I Veda rappresentavano la conoscenza per la civiltà indiana dell’epoca. Il termine Veda significa infatti propio “conoscenza” o “sapere”. L’esigenza della salvezza attraverso la ritualità e il sacrificio così come l’aspirazione all’illuminazione e all’infinito, mettono in evidenza una profonda tendenza alla spiritualità dell’India antica. I saggi pregavano, tra le altre cose, per l’illuminazione spirituale, leggiamo infatti nelle parole del famoso Gayatri Mantra: “Nel sorgere, cessare e perdurare della vita, la natura essenziale che illumina l’esistenza è degna di adorazione. Possano tutti percepire attraverso l’intelletto sottile il fulgore dell’illuminazione.” (Nota: quella qui proposta è solo una delle possibili traduzioni dal sanscrito).

Questo è uno dei mantra più conosciuti e importanti della cultura indiana, ed è uno dei 1.028 inni che compongono il Rgveda, il primo volume, e che riflettono le idee religiose delle popolazioni indo-arie. Già in questo primo Veda troviamo dei riferimenti allo Yoga, inteso come unione della mente con il divino.

Nel secondo volume, il Samaveda, gli inni vengono riportati sotto forma di canto, si tratta infatti di mantra cantati. Tant’è che il termine Samaveda può essere tradotto come “Veda delle melodie”.

Il terzo volume, il Yajurveda, è dedicato alle preghiere e alle formule sacrificali. Quella vedica è infatti una tradizione rituale e i Veda furono scritti a supporto di articolate pratiche votive. 

Il quarto libro, l’Atharvaveda, riporta delle formule magiche. Questa contaminazione con la magia e la stregoneria lo fece considerare parte dei Sacri Veda solamente in un secondo tempo. In questo testo però si trovano anche degli inni di contenuto teosofico e cosmogonico, e per la prima volta viene trattato il concetto di forza vitale o Prana.
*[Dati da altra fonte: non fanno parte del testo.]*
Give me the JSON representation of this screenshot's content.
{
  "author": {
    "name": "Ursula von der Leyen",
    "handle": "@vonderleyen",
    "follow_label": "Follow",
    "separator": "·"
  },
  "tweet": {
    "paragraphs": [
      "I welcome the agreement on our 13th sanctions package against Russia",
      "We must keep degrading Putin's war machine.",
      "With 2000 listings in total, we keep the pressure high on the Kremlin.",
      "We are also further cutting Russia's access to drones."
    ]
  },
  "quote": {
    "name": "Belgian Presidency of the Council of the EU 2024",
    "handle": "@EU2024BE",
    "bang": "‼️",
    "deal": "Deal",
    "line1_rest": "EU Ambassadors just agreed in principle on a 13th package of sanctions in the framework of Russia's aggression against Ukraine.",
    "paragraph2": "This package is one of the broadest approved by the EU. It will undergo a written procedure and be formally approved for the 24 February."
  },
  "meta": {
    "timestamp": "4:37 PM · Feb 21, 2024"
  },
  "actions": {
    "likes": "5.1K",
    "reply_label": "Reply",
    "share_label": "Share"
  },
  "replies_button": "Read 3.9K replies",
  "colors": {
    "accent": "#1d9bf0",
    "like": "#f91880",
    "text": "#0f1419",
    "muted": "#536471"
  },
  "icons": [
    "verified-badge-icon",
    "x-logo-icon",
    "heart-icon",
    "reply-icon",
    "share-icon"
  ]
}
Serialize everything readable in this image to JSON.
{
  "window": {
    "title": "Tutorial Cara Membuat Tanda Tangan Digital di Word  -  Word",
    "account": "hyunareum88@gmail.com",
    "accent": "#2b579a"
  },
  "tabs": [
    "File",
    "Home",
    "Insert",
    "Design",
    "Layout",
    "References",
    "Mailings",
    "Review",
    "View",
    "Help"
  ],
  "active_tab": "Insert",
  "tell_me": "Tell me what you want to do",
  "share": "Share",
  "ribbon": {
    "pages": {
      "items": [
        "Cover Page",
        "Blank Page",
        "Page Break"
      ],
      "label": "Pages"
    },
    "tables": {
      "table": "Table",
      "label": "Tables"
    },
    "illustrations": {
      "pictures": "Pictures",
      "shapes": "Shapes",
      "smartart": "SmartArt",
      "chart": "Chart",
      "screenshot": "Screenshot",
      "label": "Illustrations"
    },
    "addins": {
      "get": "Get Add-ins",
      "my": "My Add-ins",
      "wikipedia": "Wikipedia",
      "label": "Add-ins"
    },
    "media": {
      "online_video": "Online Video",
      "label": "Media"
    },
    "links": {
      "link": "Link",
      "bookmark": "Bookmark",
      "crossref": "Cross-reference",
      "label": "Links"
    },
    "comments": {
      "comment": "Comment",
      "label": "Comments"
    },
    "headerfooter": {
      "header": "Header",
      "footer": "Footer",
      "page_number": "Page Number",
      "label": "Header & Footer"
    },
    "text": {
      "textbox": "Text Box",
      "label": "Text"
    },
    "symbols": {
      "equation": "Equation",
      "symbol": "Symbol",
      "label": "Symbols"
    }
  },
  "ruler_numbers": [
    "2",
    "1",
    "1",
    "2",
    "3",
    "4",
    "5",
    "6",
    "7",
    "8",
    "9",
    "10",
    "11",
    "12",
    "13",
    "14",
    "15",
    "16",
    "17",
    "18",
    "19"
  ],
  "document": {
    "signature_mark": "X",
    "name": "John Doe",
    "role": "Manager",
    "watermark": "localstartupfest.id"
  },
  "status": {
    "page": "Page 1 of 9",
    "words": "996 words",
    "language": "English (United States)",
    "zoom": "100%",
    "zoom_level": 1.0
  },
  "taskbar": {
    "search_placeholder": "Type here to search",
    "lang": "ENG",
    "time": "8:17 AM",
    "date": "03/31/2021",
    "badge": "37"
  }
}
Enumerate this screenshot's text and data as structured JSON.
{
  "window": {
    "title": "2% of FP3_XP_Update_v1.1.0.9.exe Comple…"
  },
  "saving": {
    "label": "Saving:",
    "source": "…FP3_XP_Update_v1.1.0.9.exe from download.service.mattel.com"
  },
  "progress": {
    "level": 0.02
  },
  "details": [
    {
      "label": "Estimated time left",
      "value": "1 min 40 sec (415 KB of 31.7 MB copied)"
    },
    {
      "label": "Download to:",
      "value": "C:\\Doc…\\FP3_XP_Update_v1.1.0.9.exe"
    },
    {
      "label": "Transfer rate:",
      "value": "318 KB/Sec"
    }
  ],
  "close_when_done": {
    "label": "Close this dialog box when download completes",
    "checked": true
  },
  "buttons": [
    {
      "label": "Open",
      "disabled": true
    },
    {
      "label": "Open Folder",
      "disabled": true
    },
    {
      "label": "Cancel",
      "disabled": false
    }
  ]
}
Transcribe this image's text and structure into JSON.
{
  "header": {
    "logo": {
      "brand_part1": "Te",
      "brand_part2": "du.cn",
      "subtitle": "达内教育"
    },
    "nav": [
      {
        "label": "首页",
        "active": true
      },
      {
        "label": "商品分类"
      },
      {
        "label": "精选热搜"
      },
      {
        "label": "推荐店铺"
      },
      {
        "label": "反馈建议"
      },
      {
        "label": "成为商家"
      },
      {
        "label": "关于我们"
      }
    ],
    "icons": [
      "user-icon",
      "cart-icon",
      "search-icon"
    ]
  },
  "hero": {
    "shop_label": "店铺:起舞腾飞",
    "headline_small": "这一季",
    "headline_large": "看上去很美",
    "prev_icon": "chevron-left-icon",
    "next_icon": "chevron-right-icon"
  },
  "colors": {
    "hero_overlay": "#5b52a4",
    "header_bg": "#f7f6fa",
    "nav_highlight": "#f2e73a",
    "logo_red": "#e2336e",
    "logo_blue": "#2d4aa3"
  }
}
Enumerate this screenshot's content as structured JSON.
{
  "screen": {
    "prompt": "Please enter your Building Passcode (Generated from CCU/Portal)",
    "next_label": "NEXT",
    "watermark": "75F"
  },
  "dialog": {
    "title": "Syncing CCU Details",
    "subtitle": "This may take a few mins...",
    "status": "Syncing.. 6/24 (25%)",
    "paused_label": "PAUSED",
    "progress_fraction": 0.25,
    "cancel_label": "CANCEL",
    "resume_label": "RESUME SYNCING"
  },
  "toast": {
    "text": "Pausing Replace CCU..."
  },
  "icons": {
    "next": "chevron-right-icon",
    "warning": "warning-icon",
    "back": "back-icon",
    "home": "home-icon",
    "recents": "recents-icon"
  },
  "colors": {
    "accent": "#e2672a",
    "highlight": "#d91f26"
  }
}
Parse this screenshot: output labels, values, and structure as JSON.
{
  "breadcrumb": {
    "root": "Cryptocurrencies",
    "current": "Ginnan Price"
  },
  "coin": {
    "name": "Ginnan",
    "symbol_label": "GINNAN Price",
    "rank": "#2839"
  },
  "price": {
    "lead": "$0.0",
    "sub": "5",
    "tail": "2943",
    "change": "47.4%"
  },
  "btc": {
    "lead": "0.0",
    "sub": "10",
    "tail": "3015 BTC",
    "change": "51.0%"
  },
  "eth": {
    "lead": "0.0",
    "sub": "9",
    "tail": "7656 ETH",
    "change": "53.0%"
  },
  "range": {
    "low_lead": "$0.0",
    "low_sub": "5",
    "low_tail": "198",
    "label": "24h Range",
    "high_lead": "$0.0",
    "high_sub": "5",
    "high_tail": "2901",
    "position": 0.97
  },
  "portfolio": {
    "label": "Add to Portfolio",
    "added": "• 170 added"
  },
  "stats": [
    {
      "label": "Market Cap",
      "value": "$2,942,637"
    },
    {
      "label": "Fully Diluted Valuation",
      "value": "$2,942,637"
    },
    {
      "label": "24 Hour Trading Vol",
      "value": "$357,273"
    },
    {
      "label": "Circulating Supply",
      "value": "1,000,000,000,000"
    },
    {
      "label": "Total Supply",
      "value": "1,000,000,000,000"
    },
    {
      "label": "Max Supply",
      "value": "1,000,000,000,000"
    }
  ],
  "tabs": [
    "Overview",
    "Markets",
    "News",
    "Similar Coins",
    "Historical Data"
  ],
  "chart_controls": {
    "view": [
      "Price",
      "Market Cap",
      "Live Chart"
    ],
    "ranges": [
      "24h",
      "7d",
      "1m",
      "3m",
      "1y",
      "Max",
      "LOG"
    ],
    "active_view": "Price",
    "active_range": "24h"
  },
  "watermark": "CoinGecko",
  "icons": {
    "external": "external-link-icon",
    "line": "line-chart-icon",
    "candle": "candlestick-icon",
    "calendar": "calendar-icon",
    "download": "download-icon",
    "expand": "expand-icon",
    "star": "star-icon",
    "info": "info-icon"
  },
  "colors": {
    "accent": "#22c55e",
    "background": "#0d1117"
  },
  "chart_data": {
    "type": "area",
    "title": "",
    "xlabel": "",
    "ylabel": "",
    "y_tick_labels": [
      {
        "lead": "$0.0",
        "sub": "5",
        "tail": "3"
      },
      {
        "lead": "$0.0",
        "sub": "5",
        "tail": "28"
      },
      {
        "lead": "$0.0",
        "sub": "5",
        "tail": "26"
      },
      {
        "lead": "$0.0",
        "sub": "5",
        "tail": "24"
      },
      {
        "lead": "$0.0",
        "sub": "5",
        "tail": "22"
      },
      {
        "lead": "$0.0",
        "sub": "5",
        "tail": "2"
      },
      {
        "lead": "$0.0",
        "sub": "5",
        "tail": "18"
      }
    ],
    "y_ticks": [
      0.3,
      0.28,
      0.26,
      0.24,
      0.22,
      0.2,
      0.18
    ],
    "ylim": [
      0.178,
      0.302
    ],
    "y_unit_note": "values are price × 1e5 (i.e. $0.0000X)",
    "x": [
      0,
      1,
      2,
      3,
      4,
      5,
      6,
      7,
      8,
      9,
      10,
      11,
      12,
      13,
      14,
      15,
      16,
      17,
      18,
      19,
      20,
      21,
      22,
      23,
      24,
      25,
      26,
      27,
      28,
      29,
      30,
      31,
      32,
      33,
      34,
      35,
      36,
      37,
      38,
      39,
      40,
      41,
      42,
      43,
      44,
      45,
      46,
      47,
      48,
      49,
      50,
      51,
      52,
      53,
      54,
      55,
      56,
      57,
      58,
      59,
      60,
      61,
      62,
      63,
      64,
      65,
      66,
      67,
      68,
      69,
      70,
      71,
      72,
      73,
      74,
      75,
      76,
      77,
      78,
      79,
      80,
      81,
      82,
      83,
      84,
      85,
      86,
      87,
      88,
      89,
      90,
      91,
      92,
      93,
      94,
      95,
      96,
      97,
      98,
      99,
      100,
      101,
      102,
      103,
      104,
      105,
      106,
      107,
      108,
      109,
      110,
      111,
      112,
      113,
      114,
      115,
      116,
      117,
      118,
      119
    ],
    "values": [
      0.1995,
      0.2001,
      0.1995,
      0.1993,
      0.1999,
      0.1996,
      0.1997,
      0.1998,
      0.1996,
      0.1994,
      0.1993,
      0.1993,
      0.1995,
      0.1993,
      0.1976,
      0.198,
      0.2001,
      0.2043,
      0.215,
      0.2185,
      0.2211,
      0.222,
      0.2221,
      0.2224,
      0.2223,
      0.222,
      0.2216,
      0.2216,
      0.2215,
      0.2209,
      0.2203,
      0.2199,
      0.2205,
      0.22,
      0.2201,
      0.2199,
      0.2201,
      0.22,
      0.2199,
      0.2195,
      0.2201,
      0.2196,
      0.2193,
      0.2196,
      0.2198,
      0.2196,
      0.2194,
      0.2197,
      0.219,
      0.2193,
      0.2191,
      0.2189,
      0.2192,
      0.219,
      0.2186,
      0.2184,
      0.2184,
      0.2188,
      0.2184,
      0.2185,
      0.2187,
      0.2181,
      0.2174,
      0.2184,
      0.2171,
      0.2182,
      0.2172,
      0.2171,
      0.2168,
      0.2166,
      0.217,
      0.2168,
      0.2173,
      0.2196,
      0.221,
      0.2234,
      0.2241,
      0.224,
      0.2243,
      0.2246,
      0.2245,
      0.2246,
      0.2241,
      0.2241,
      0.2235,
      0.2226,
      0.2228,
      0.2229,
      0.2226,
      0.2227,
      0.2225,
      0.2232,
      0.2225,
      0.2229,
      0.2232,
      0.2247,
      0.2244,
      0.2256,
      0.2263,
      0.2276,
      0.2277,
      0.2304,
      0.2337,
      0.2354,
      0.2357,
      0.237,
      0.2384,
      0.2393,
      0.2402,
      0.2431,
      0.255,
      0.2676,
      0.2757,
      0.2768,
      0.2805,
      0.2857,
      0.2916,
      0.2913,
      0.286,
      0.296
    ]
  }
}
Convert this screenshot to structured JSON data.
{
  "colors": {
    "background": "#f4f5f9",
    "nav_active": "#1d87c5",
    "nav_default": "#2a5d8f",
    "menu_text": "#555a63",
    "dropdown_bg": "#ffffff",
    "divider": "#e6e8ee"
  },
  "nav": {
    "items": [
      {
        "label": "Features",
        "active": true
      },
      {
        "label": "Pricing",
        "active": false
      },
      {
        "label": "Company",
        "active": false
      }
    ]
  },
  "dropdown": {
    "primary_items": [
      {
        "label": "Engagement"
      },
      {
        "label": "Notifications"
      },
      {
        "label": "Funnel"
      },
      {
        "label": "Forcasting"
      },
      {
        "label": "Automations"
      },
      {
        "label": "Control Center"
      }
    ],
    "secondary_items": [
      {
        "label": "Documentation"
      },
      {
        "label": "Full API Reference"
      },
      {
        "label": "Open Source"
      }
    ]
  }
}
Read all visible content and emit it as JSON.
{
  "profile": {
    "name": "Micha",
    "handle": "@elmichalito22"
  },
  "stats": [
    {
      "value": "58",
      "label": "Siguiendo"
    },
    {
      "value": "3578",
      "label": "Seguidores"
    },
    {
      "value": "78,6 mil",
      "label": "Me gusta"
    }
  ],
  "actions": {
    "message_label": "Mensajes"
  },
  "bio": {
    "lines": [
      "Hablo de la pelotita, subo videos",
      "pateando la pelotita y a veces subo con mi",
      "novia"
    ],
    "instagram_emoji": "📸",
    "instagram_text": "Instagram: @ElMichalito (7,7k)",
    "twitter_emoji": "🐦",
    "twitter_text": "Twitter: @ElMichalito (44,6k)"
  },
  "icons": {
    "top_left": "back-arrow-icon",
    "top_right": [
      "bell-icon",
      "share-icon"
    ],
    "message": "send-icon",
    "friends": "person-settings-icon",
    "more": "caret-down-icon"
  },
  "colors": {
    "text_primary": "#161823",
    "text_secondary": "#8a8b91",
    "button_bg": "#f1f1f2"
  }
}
È in questo Veda infatti che appaiono i primi cenni sul pranayama.

Nei Veda troviamo le prime apparizioni dello Yoga in forma scritta in cui viene esposto l’uso della meditazione per ottenere uno stato di coscienza superiore e di unità con il divino. Le pratiche meditative che leggiamo nei Veda anticipano quelle descritte da Patanjali alcuni secoli dopo negli Yoga Sutra. Ecco perché, anche per i moderni Yogin, i Veda costituiscono un vero e proprio patrimonio inestimabile.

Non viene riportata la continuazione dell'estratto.